Source: Paul Egan, Detroit Free Press, October 31, 2017
 
Michigan’s prison food contractor — already hit with millions of dollars in fines for performance issues and facing controversy over employees smuggling drugs and having sex with inmates — may now have a financial incentive to serve lousy food.  That’s because Florida-based Trinity Services Group merged last summer with another big out-of-state company that sells packaged food to Michigan prisoners who can afford to stay away from the chow hall and buy food to eat in their cells.  A few months after that merger, the state agreed to change its prison food contract and start paying Trinity based on the total number of prisoners incarcerated, instead of the number who show up for meals, which was the previous basis for payment.  That’s bad news for Michigan prisoners, because Florida-based Trinity Services Group no longer has an incentive — and in fact has a disincentive — to serve food that prisoners want to eat, critics say. …
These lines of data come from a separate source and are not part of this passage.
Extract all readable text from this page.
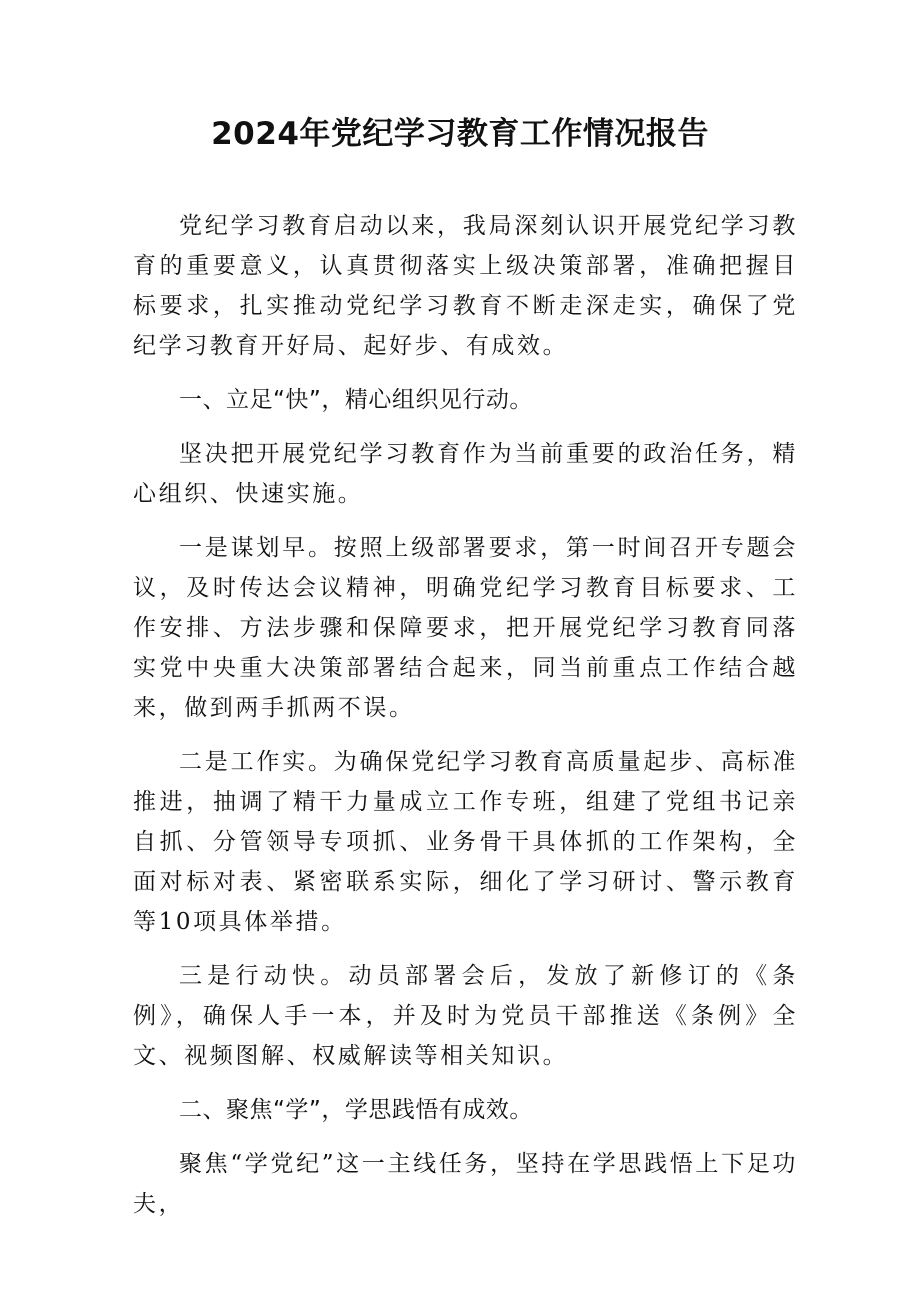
2024年党纪学习教育工作情况报告

党纪学习教育启动以来，我局深刻认识开展党纪学习教育的重要意义，认真贯彻落实上级决策部署，准确把握目标要求，扎实推动党纪学习教育不断走深走实，确保了党纪学习教育开好局、起好步、有成效。

一、立足“快”，精心组织见行动。

坚决把开展党纪学习教育作为当前重要的政治任务，精心组织、快速实施。

一是谋划早。按照上级部署要求，第一时间召开专题会议，及时传达会议精神，明确党纪学习教育目标要求、工作安排、方法步骤和保障要求，把开展党纪学习教育同落实党中央重大决策部署结合起来，同当前重点工作结合越来，做到两手抓两不误。

二是工作实。为确保党纪学习教育高质量起步、高标准推进，抽调了精干力量成立工作专班，组建了党组书记亲自抓、分管领导专项抓、业务骨干具体抓的工作架构，全面对标对表、紧密联系实际，细化了学习研讨、警示教育等10项具体举措。

三是行动快。动员部署会后，发放了新修订的《条例》，确保人手一本，并及时为党员干部推送《条例》全文、视频图解、权威解读等相关知识。

二、聚焦“学”，学思践悟有成效。

聚焦“学党纪”这一主线任务，坚持在学思践悟上下足功夫，
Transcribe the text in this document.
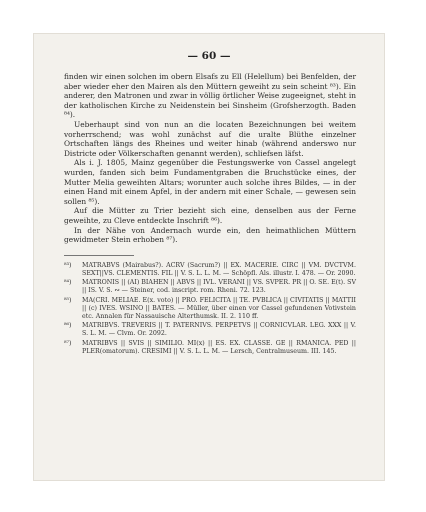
— 60 —

finden wir einen solchen im obern Elsafs zu Ell (Helellum) bei Benfelden, der aber wieder eher den Mairen als den Müttern geweiht zu sein scheint ⁸³). Ein anderer, den Matronen und zwar in völlig örtlicher Weise zugeeignet, steht in der katholischen Kirche zu Neidenstein bei Sinsheim (Grofsherzogth. Baden ⁸⁴).

Ueberhaupt sind von nun an die locaten Bezeichnungen bei weitem vorherrschend; was wohl zunächst auf die uralte Blüthe einzelner Ortschaften längs des Rheines und weiter hinab (während anderswo nur Districte oder Völkerschaften genannt werden), schliefsen läfst.

Als i. J. 1805, Mainz gegenüber die Festungswerke von Cassel angelegt wurden, fanden sich beim Fundamentgraben die Bruchstücke eines, der Mutter Melia geweihten Altars; worunter auch solche ihres Bildes, — in der einen Hand mit einem Apfel, in der andern mit einer Schale, — gewesen sein sollen ⁸⁵).

Auf die Mütter zu Trier bezieht sich eine, denselben aus der Ferne geweihte, zu Cleve entdeckte Inschrift ⁸⁶).

In der Nähe von Andernach wurde ein, den heimathlichen Müttern gewidmeter Stein erhoben ⁸⁷).

⁸³) MATRABVS (Mairabus?). ACRV (Sacrum?) || EX. MACERIE. CIRC || VM. DVCTVM. SEXT||VS. CLEMENTIS. FIL || V. S. L. L. M. — Schöpfl. Als. illustr. I. 478. — Or. 2090.
⁸⁴) MATRONIS || (AI) BIAHEN || ABVS || IVL. VERANI || VS. SVPER. PR || O. SE. E(t). SV || IS. V. S. ∾ — Steiner, cod. inscript. rom. Rheni. 72. 123.
⁸⁵) MA(CRI. MELIAE. E(x. voto) || PRO. FELICITA || TE. PVBLICA || CIVITATIS || MATTII || (c) IVES. WSINO || BATES. — Müller, über einen vor Cassel gefundenen Votivstein etc. Annalen für Nassauische Alterthumsk. II. 2. 110 ff.
⁸⁶) MATRIBVS. TREVERIS || T. PATERNIVS. PERPETVS || CORNICVLAR. LEG. XXX || V. S. L. M. — Clvm. Or. 2092.
⁸⁷) MATRIBVS || SVIS || SIMILIO. MI(x) || ES. EX. CLASSE. GE || RMANICA. PED || PLER(omatorum). CRESIMI || V. S. L. L. M. — Lersch, Centralmuseum. III. 145.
Michigan prison food woes drag on
Source: Michael Gerstein, Detroit News, May 10, 2017
 
Food problems continue to plague Michigan prisons in 2017 after Gov. Rick Snyder replaced a previous private vendor over similar issues, state documents show.  Inmates at the Upper Peninsula Kinross Correctional Facility picked through “maggot infested potatoes” to find still-intact spuds for prison meals, according to documents the Lansing-based liberal advocacy group Progress Michigan obtained from the Michigan Department of Corrections through an open records request. … The report shows that the potatoes were discovered less than two months before a costly riot broke out amid prisoners’ complaints about food quality.  “We have had food issues or prisoner complaints at a variety of our prisons. Kinross doesn’t stand out to me as being particularly worse off than any other facilities that have food service there,” said Chris Gautz, a spokesman for the Department of Corrections. …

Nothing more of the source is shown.